If that does happen, it will only prove what one long-time observer of Sidney politics told me -- that as far as people like Mr. McCarthy and his political friends gaining power goes, "This is what happens when people don't bother."
The reason Mr. McCarthy got elected, said this person, was that the citizens of Sidney just assumed the Republican candidate would win, and didn't bother voting. This went double for the local Democrats, who, in a deeply traditional area, nominated a black woman writer to run against Mr. McCarthy, a conservative businessman -- as if they were really living in Brooklyn. Even the Democratic candidate, Dawn Rivers Baker, sees it that way.
But depressing as that is, the gas drilling story was worse.
In this case, the drama that played out demonstrated more clearly than I want to know that the only thing worse than progressives losing, is progressives winning.
The forces that have been fighting gas drilling in New York have done great things. From a standing start 18 months ago, they raised public awareness of the environmental dangers of gas drilling. Eventually, they forced former Governor David Patterson to issue Executive Order 41, which derailed the gas industry drive to approve what many considered a hopelessly inadequate set of new regulations, and sent the entire process back to the drawing board.
The last time the state drew up a regulatory system like this, it took 12 years. And since E/O 41 widens the scope of the inquiry, and the forces are lined up to raise every possible objection to gas drilling in the new round of negotiations, there's every reason to believe this process will take at least as long, meaning that as a practical matter, gas drilling is dead in New York for the foreseeable future.
That's no mean accomplishment.
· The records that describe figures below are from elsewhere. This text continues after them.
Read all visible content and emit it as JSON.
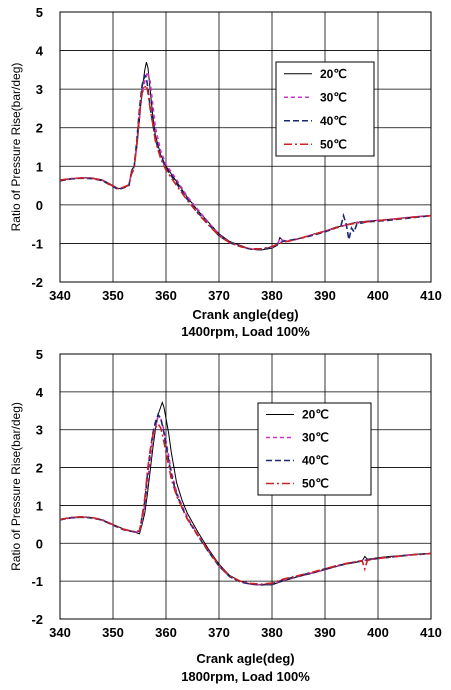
{
  "chart_data": [
    {
      "type": "line",
      "xlabel": "Crank angle(deg)",
      "ylabel": "Ratio of Pressure Rise(bar/deg)",
      "caption": "1400rpm, Load 100%",
      "xlim": [
        340,
        410
      ],
      "ylim": [
        -2,
        5
      ],
      "xticks": [
        "340",
        "350",
        "360",
        "370",
        "380",
        "390",
        "400",
        "410"
      ],
      "yticks": [
        "-2",
        "-1",
        "0",
        "1",
        "2",
        "3",
        "4",
        "5"
      ],
      "grid": true,
      "legend_position": "top-right",
      "series": [
        {
          "name": "20℃",
          "color": "#000000",
          "dash": "",
          "x": [
            340,
            342,
            344,
            346,
            348,
            350,
            351,
            352,
            353,
            353.5,
            354,
            354.5,
            355,
            355.5,
            356,
            356.3,
            356.6,
            357,
            357.5,
            358,
            359,
            360,
            362,
            364,
            366,
            368,
            370,
            372,
            374,
            376,
            378,
            380,
            381,
            381.5,
            382,
            383,
            385,
            388,
            390,
            392,
            393,
            394,
            395,
            396,
            398,
            400,
            402,
            404,
            406,
            408,
            410
          ],
          "y": [
            0.65,
            0.68,
            0.7,
            0.7,
            0.65,
            0.5,
            0.42,
            0.45,
            0.5,
            0.9,
            1.0,
            1.5,
            2.2,
            3.0,
            3.5,
            3.7,
            3.55,
            3.0,
            2.3,
            1.8,
            1.3,
            1.0,
            0.6,
            0.2,
            -0.15,
            -0.45,
            -0.75,
            -0.95,
            -1.05,
            -1.15,
            -1.17,
            -1.12,
            -1.05,
            -0.85,
            -0.92,
            -0.95,
            -0.88,
            -0.75,
            -0.68,
            -0.58,
            -0.55,
            -0.52,
            -0.48,
            -0.45,
            -0.42,
            -0.4,
            -0.38,
            -0.35,
            -0.32,
            -0.3,
            -0.28
          ]
        },
        {
          "name": "30℃",
          "color": "#cc33cc",
          "dash": "4,3",
          "x": [
            340,
            342,
            344,
            346,
            348,
            350,
            351,
            352,
            353,
            353.5,
            354,
            354.5,
            355,
            355.5,
            356,
            356.5,
            357,
            357.5,
            358,
            359,
            360,
            362,
            364,
            366,
            368,
            370,
            372,
            374,
            376,
            378,
            380,
            381,
            381.5,
            382,
            383,
            385,
            388,
            390,
            392,
            394,
            396,
            398,
            400,
            402,
            404,
            406,
            408,
            410
          ],
          "y": [
            0.63,
            0.67,
            0.7,
            0.69,
            0.64,
            0.48,
            0.4,
            0.45,
            0.52,
            0.85,
            1.0,
            1.6,
            2.3,
            2.9,
            3.2,
            3.45,
            3.2,
            2.6,
            2.0,
            1.4,
            1.05,
            0.65,
            0.22,
            -0.12,
            -0.45,
            -0.78,
            -0.97,
            -1.07,
            -1.15,
            -1.15,
            -1.1,
            -1.02,
            -0.88,
            -0.92,
            -0.95,
            -0.88,
            -0.76,
            -0.68,
            -0.6,
            -0.52,
            -0.46,
            -0.43,
            -0.4,
            -0.38,
            -0.35,
            -0.32,
            -0.3,
            -0.28
          ]
        },
        {
          "name": "40℃",
          "color": "#1a2a6c",
          "dash": "6,3",
          "x": [
            340,
            342,
            344,
            346,
            348,
            350,
            351,
            352,
            353,
            353.5,
            354,
            354.5,
            355,
            355.5,
            356,
            356.3,
            356.6,
            357,
            357.5,
            358,
            359,
            360,
            362,
            364,
            366,
            368,
            370,
            372,
            374,
            376,
            378,
            380,
            382,
            384,
            386,
            388,
            390,
            392,
            393,
            393.5,
            394,
            394.5,
            395,
            395.5,
            396,
            398,
            400,
            402,
            404,
            406,
            408,
            410
          ],
          "y": [
            0.62,
            0.67,
            0.69,
            0.68,
            0.63,
            0.47,
            0.4,
            0.44,
            0.5,
            0.85,
            1.0,
            1.7,
            2.5,
            3.1,
            3.35,
            3.3,
            3.0,
            2.55,
            2.1,
            1.7,
            1.25,
            0.95,
            0.55,
            0.15,
            -0.2,
            -0.5,
            -0.8,
            -0.98,
            -1.08,
            -1.15,
            -1.16,
            -1.1,
            -0.95,
            -0.9,
            -0.85,
            -0.78,
            -0.7,
            -0.6,
            -0.55,
            -0.28,
            -0.5,
            -0.9,
            -0.6,
            -0.7,
            -0.5,
            -0.44,
            -0.42,
            -0.4,
            -0.37,
            -0.34,
            -0.31,
            -0.28
          ]
        },
        {
          "name": "50℃",
          "color": "#cc2222",
          "dash": "8,3,2,3",
          "x": [
            340,
            342,
            344,
            346,
            348,
            350,
            351,
            352,
            353,
            353.5,
            354,
            354.5,
            355,
            355.5,
            356,
            356.3,
            356.6,
            357,
            357.5,
            358,
            359,
            360,
            362,
            364,
            366,
            368,
            370,
            372,
            374,
            376,
            378,
            380,
            382,
            385,
            388,
            390,
            392,
            394,
            396,
            398,
            400,
            402,
            404,
            406,
            408,
            410
          ],
          "y": [
            0.64,
            0.68,
            0.7,
            0.69,
            0.64,
            0.49,
            0.42,
            0.46,
            0.52,
            0.8,
            0.95,
            1.6,
            2.4,
            2.9,
            3.05,
            3.1,
            2.9,
            2.5,
            2.1,
            1.65,
            1.2,
            0.9,
            0.5,
            0.12,
            -0.22,
            -0.52,
            -0.8,
            -0.98,
            -1.08,
            -1.14,
            -1.14,
            -1.08,
            -0.97,
            -0.88,
            -0.76,
            -0.68,
            -0.6,
            -0.52,
            -0.47,
            -0.44,
            -0.41,
            -0.38,
            -0.36,
            -0.33,
            -0.3,
            -0.28
          ]
        }
      ]
    },
    {
      "type": "line",
      "xlabel": "Crank agle(deg)",
      "ylabel": "Ratio of Pressure Rise(bar/deg)",
      "caption": "1800rpm, Load 100%",
      "xlim": [
        340,
        410
      ],
      "ylim": [
        -2,
        5
      ],
      "xticks": [
        "340",
        "350",
        "360",
        "370",
        "380",
        "390",
        "400",
        "410"
      ],
      "yticks": [
        "-2",
        "-1",
        "0",
        "1",
        "2",
        "3",
        "4",
        "5"
      ],
      "grid": true,
      "legend_position": "top-right",
      "series": [
        {
          "name": "20℃",
          "color": "#000000",
          "dash": "",
          "x": [
            340,
            342,
            344,
            346,
            348,
            350,
            352,
            354,
            355,
            355.5,
            356,
            356.5,
            357,
            357.5,
            358,
            358.5,
            359,
            359.3,
            359.6,
            360,
            360.5,
            361,
            362,
            363,
            364,
            366,
            368,
            370,
            372,
            374,
            376,
            378,
            380,
            382,
            385,
            388,
            390,
            392,
            394,
            396,
            397,
            397.5,
            398,
            400,
            402,
            404,
            406,
            408,
            410
          ],
          "y": [
            0.63,
            0.68,
            0.7,
            0.68,
            0.62,
            0.5,
            0.38,
            0.3,
            0.25,
            0.5,
            0.8,
            1.3,
            1.9,
            2.5,
            3.0,
            3.4,
            3.6,
            3.72,
            3.6,
            3.3,
            2.9,
            2.4,
            1.6,
            1.15,
            0.8,
            0.3,
            -0.15,
            -0.55,
            -0.85,
            -1.0,
            -1.08,
            -1.1,
            -1.1,
            -1.0,
            -0.88,
            -0.78,
            -0.7,
            -0.62,
            -0.55,
            -0.5,
            -0.47,
            -0.35,
            -0.42,
            -0.38,
            -0.35,
            -0.33,
            -0.3,
            -0.28,
            -0.27
          ]
        },
        {
          "name": "30℃",
          "color": "#cc33cc",
          "dash": "4,3",
          "x": [
            340,
            342,
            344,
            346,
            348,
            350,
            352,
            354,
            355,
            355.5,
            356,
            356.5,
            357,
            357.5,
            358,
            358.5,
            359,
            359.5,
            360,
            360.5,
            361,
            362,
            363,
            364,
            366,
            368,
            370,
            372,
            374,
            376,
            378,
            380,
            382,
            385,
            388,
            390,
            392,
            394,
            396,
            398,
            400,
            402,
            404,
            406,
            408,
            410
          ],
          "y": [
            0.62,
            0.67,
            0.69,
            0.67,
            0.61,
            0.48,
            0.36,
            0.3,
            0.3,
            0.6,
            1.0,
            1.6,
            2.2,
            2.75,
            3.1,
            3.35,
            3.3,
            3.05,
            2.7,
            2.3,
            1.9,
            1.35,
            1.0,
            0.7,
            0.22,
            -0.2,
            -0.6,
            -0.88,
            -1.02,
            -1.08,
            -1.1,
            -1.08,
            -0.98,
            -0.87,
            -0.77,
            -0.69,
            -0.61,
            -0.54,
            -0.49,
            -0.44,
            -0.4,
            -0.37,
            -0.34,
            -0.31,
            -0.29,
            -0.27
          ]
        },
        {
          "name": "40℃",
          "color": "#1a2a6c",
          "dash": "6,3",
          "x": [
            340,
            342,
            344,
            346,
            348,
            350,
            352,
            354,
            355,
            355.5,
            356,
            356.5,
            357,
            357.5,
            358,
            358.5,
            359,
            359.5,
            360,
            360.5,
            361,
            362,
            363,
            364,
            366,
            368,
            370,
            372,
            374,
            376,
            378,
            380,
            382,
            385,
            388,
            390,
            392,
            394,
            396,
            398,
            400,
            402,
            404,
            406,
            408,
            410
          ],
          "y": [
            0.62,
            0.67,
            0.69,
            0.67,
            0.61,
            0.48,
            0.36,
            0.3,
            0.32,
            0.7,
            1.1,
            1.8,
            2.4,
            2.9,
            3.2,
            3.4,
            3.3,
            3.0,
            2.6,
            2.2,
            1.8,
            1.3,
            0.95,
            0.65,
            0.2,
            -0.22,
            -0.6,
            -0.88,
            -1.02,
            -1.08,
            -1.1,
            -1.07,
            -0.97,
            -0.86,
            -0.76,
            -0.68,
            -0.6,
            -0.54,
            -0.49,
            -0.44,
            -0.4,
            -0.37,
            -0.34,
            -0.31,
            -0.29,
            -0.27
          ]
        },
        {
          "name": "50℃",
          "color": "#cc2222",
          "dash": "8,3,2,3",
          "x": [
            340,
            342,
            344,
            346,
            348,
            350,
            352,
            354,
            355,
            355.5,
            356,
            356.5,
            357,
            357.5,
            358,
            358.5,
            359,
            359.5,
            360,
            360.5,
            361,
            362,
            363,
            364,
            366,
            368,
            370,
            372,
            374,
            376,
            378,
            380,
            382,
            385,
            388,
            390,
            392,
            394,
            396,
            397,
            397.5,
            398,
            400,
            402,
            404,
            406,
            408,
            410
          ],
          "y": [
            0.63,
            0.68,
            0.7,
            0.68,
            0.62,
            0.49,
            0.37,
            0.31,
            0.33,
            0.7,
            1.2,
            1.9,
            2.45,
            2.85,
            3.05,
            3.15,
            3.05,
            2.75,
            2.4,
            2.05,
            1.7,
            1.25,
            0.95,
            0.65,
            0.22,
            -0.2,
            -0.58,
            -0.86,
            -1.0,
            -1.06,
            -1.08,
            -1.05,
            -0.95,
            -0.85,
            -0.75,
            -0.67,
            -0.6,
            -0.53,
            -0.48,
            -0.46,
            -0.68,
            -0.45,
            -0.4,
            -0.37,
            -0.34,
            -0.31,
            -0.29,
            -0.27
          ]
        }
      ]
    }
  ]
}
So how did the anti-drilling coalition respond? First was a gush of announcements that they'd been betrayed -- the coalition wanted Patterson to ban drilling altogether; so they figured anything less meant Patterson had betrayed them, even though he'd promised them nothing.
Then, when people realized they'd won, they immediately turned on Walter Hang, the guy who'd correctly understood the situation, devised the winning strategy, marshaled the troops, and won the battle. They took credit for it themselves, minimized everything Hang had done, and bad-mouthed any suggestion they owed him anything.
As it happens, Hang is a seasoned political pro who was perfectly willing to play realpolitik hardball with New York's leadership, while most of the coalition, passionate and devoted as they were, seemed to this observer to be lost in fantasies about how clever slogans and public rallies would win the day against a trillion-dollar industry..
It reminded me of Tom Lehrer's song, The Folk Song Army, when he said that Franco "... won all the battles, but we had the good songs." Voltaire, on the other hand, knew that "Victory belongs to the big battalions."
That reality didn't stop the anti-drilling coalition from acting like the popular kids in high school taking credit for a victory by the audio-visual squad. And you've got to ask yourself: If this is what people can look forward to, why would anybody sign up to fight with progressives?
Why, indeed? Politics is the real world, folks. Eighty percent of winning is showing up. And there's nothing special about these two examples -- it's more the other way around.
If most progressives can't be bothered getting involved, and drive away many of the people they need to win anything, who do you think is going to win a contest with a bunch of people who believe in what they're doing, work hard to get it, and -- most important -- put their hands in their pockets?
Yeats had this right when he said "The best lack all conviction, while the worst are filled with passionate intensity." But what does this bode for our country?